The Pittsburgh Press (February 17, 1946)
Quits public life –
Clare Boothe Luce becomes Catholic
NEW YORK (UP, Feb. 16) – After five months of instructions, Rep. Clare Boothe Luce (R-Connecticut) was received into the Catholic Church at St. Patrick’s Cathedral today by Msgr. Fulton Sheen.
Msgr. Sheen, who also converted Henry Ford II, the late Heywood Broun, and others to Catholicism, declined to comment on the conversion of the congresswoman.
Rep. Luce, who is 42, announced tonight that she would retire from public life at the end of her present term in Congress.
In a statement issued through the Bridgeport (Connecticut) Post, Mrs. Luce said the question of her new faith might be injected “by a few cynical people into a campaign in our state.”

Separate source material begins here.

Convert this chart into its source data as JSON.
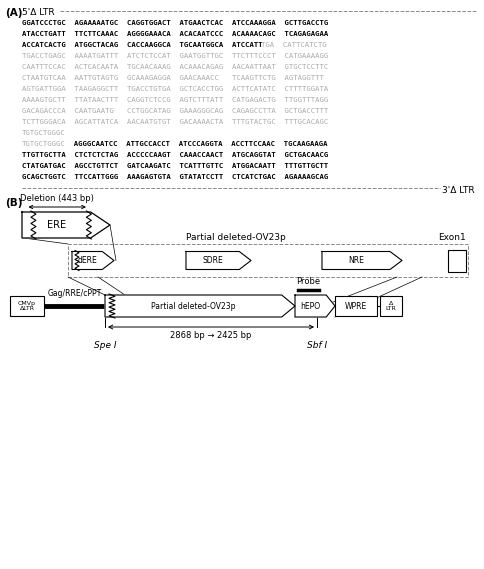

“Therefore,” she said, “I have chosen to be unavailable by design or draft for elective office.”
Mrs. Luce said she had intended “for a very long time” to enter the Catholic faith.
“It would naturally be asked at this time,” she said, “if this is related to my decision not to be a candidate for the Senate or the House. Plainly, there is a relation. For the question of faith which all Americans must always wish kept out of politics might be injected by a few cynical people into a campaign in our state.”
Mrs. Luce said that “tolerant people of all faiths in our state would not wish to see such a false issue obscure the many important political issues which face our nation today.”
Mrs. Luce apparently went into seclusion after deciding to issue her statement through a leading newspaper of her congressional district.
Mrs. Luce is the wife of Henry Luce, publisher and Protestant. She lost her only child, Anne Brokaw, in an auto accident two years ago.
Mrs. Luce graduated from St. Mary’s Episcopal School, at Garden City, New York. Her first husband was George Tuttle Brokaw, whom she divorced.